La parada duró un cuarto de hora, tiempo suficiente para que en un corral de adobe pudiésemos ver a tres lugareños esquilar con pasmosa práctica y velocidad decenas de ovejas.

Y seguimos viaje. Las curvas, contracurvas y subidas quedaron atrás, pero el camino de ripio aún nos depararía sorpresas. Luego de unos kilómetros en bajada, enfilamos hacia el poniente y, por primera vez, se nos presentó el majestuoso nevado de Cachi. 

Ahí estaba, extendido de norte a sur como una resquebrajada barra de hielo. Nunca habíamos visto un nevado y el espectáculo nos llevó hasta el límite del asombro. De pronto, en una pendiente en bajada divisamos una gran laguna, Cachipampa, por entonces con abundante agua de lluvia. 

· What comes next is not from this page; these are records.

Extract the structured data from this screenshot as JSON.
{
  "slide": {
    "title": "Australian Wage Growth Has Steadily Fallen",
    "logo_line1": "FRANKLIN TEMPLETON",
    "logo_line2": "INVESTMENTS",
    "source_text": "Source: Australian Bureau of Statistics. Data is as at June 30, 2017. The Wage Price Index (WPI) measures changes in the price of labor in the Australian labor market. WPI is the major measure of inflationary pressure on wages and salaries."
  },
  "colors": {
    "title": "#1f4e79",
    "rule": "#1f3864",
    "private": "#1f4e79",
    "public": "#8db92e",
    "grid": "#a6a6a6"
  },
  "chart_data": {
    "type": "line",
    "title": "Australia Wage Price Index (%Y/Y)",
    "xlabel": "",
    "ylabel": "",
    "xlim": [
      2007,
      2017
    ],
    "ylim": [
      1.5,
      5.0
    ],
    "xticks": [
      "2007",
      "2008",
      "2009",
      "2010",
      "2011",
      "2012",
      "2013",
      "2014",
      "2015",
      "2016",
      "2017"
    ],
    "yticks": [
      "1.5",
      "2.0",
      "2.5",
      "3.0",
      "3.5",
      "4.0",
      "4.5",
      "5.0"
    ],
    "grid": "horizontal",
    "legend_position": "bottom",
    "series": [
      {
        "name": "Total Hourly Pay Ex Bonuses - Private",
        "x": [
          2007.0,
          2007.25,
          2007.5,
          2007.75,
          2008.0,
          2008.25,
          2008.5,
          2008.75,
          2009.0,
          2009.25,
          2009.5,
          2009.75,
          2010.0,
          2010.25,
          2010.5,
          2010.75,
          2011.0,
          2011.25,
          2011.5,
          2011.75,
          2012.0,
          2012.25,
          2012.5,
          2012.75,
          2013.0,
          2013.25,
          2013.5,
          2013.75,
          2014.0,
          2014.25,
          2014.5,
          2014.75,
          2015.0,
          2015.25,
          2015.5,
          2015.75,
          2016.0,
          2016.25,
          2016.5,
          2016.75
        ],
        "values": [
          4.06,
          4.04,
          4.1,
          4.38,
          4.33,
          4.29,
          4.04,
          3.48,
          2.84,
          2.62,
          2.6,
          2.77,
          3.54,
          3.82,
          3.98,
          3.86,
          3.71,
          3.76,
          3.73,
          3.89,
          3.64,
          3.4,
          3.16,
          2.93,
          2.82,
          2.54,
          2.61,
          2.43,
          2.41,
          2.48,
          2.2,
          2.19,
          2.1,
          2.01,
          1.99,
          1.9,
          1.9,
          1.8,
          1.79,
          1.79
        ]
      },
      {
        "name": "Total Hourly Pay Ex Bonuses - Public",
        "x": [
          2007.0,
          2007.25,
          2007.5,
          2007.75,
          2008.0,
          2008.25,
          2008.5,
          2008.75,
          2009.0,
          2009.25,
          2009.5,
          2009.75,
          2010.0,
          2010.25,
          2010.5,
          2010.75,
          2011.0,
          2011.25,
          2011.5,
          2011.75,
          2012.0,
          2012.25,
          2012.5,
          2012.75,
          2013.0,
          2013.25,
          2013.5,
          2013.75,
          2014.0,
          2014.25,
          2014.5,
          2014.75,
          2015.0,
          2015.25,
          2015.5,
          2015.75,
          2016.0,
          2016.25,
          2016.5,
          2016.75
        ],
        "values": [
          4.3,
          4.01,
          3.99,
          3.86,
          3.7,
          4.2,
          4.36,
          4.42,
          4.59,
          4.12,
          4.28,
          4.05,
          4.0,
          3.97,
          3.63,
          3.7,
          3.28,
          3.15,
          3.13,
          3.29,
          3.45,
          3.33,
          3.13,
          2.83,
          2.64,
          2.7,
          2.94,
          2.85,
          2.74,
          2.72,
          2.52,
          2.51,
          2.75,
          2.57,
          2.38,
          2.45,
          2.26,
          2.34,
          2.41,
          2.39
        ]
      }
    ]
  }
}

Su alrededor parecía un paisaje lunar, hasta que sorpresivamente luego de una lomada la dejamos de ver e ingresamos a Cajoncillo. Ahora el Ford zigzagueaba por un camino que, de golpe, nos había introducido en el Lejano Oeste y donde solo faltaban las carretas, los indios y los “cowboys”. 

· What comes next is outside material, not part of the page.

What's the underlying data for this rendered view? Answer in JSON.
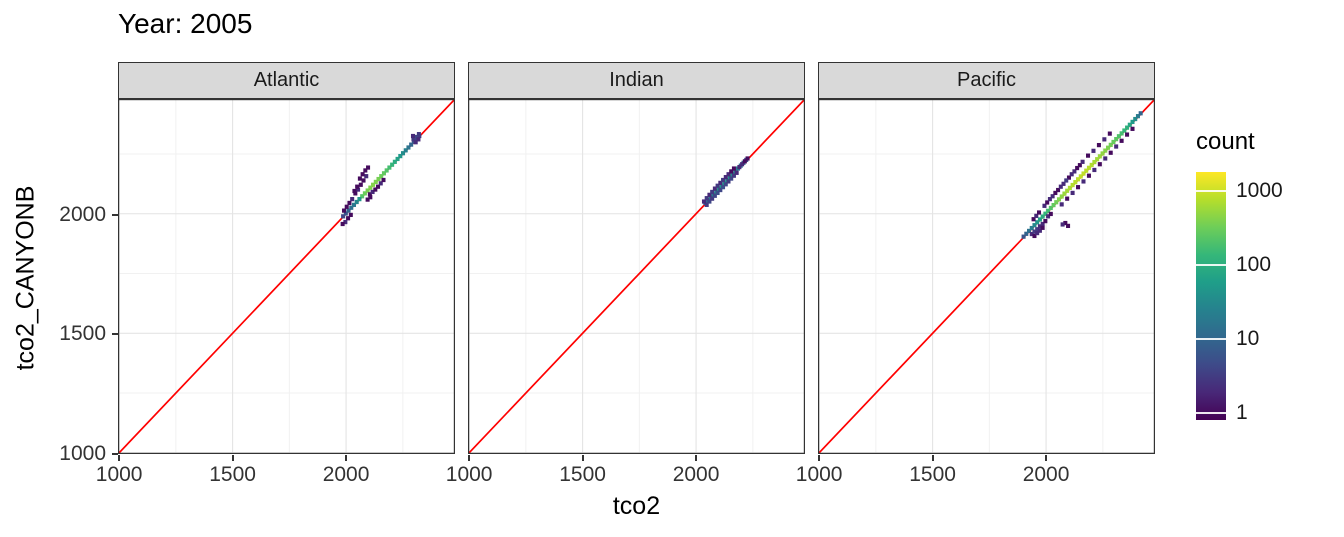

En eso, las curvas terminaron e ingresamos a otra recta en bajada que, de nuevo, nos puso cara a cara con el imponente Nevado. Pero al final, otra curva nos mostró, como un hachazo en la tierra, la recta del Tin Tin. 

Estábamos asombrados y maravillados, pues en poca distancia habíamos visto un paisaje lunar, el Lejano Oeste y ahora una recta colmada de cardones y casi infinita. 

A todo esto, el colectivo, levantando polvareda, seguía con su regular traqueteo ganando distancia. Así hasta que llegamos a un lugar donde el campo del Tin Tin se tapizó de color amarillo. Era enero y los amancay (hieronymiella aurea) habían florecido. El guarda de nuevo se paró y preguntó: “¿Alguien quiere recoger flores? Son las únicas del año”, agregó. Paramos y cuatro o cinco pasajeras recogieron algunos manojos. 

Llegando a destino

Salimos del campo del Tin Tin y, bajando del cruce con el camino de La Poma, se nos presentó Payogasta. El camino ingresó por una callecita angosta, sin veredas, con casitas blancas a los costados y un inmenso castillo de barro al fondo. 

Luego de una breve parada, seguimos el viaje entre largas pircas de barro. Más adelante descubrimos el río Calchaquí, en tanto comenzábamos a sentir el aroma de los molles y pájaros bobos. Ahora el camino discurría entre subidas, bajadas, curvas y contracurvas. 

Aparecieron las primeras casas hasta que el Ford comenzó a sofrenar su marcha y de a poco se fue introduciendo en las aguas del río. Pasamos a la otra banda y por un callejón angosto ingresamos a Cachi. A poco, el colectivo estacionó en el hotel El Nevado, junto a un añoso molle de generosa sombra. Nuestro viaje había terminado apenas pasado el mediodía y solo nos faltaba conocer el pueblo y alrededores. Pero esa será otra historia.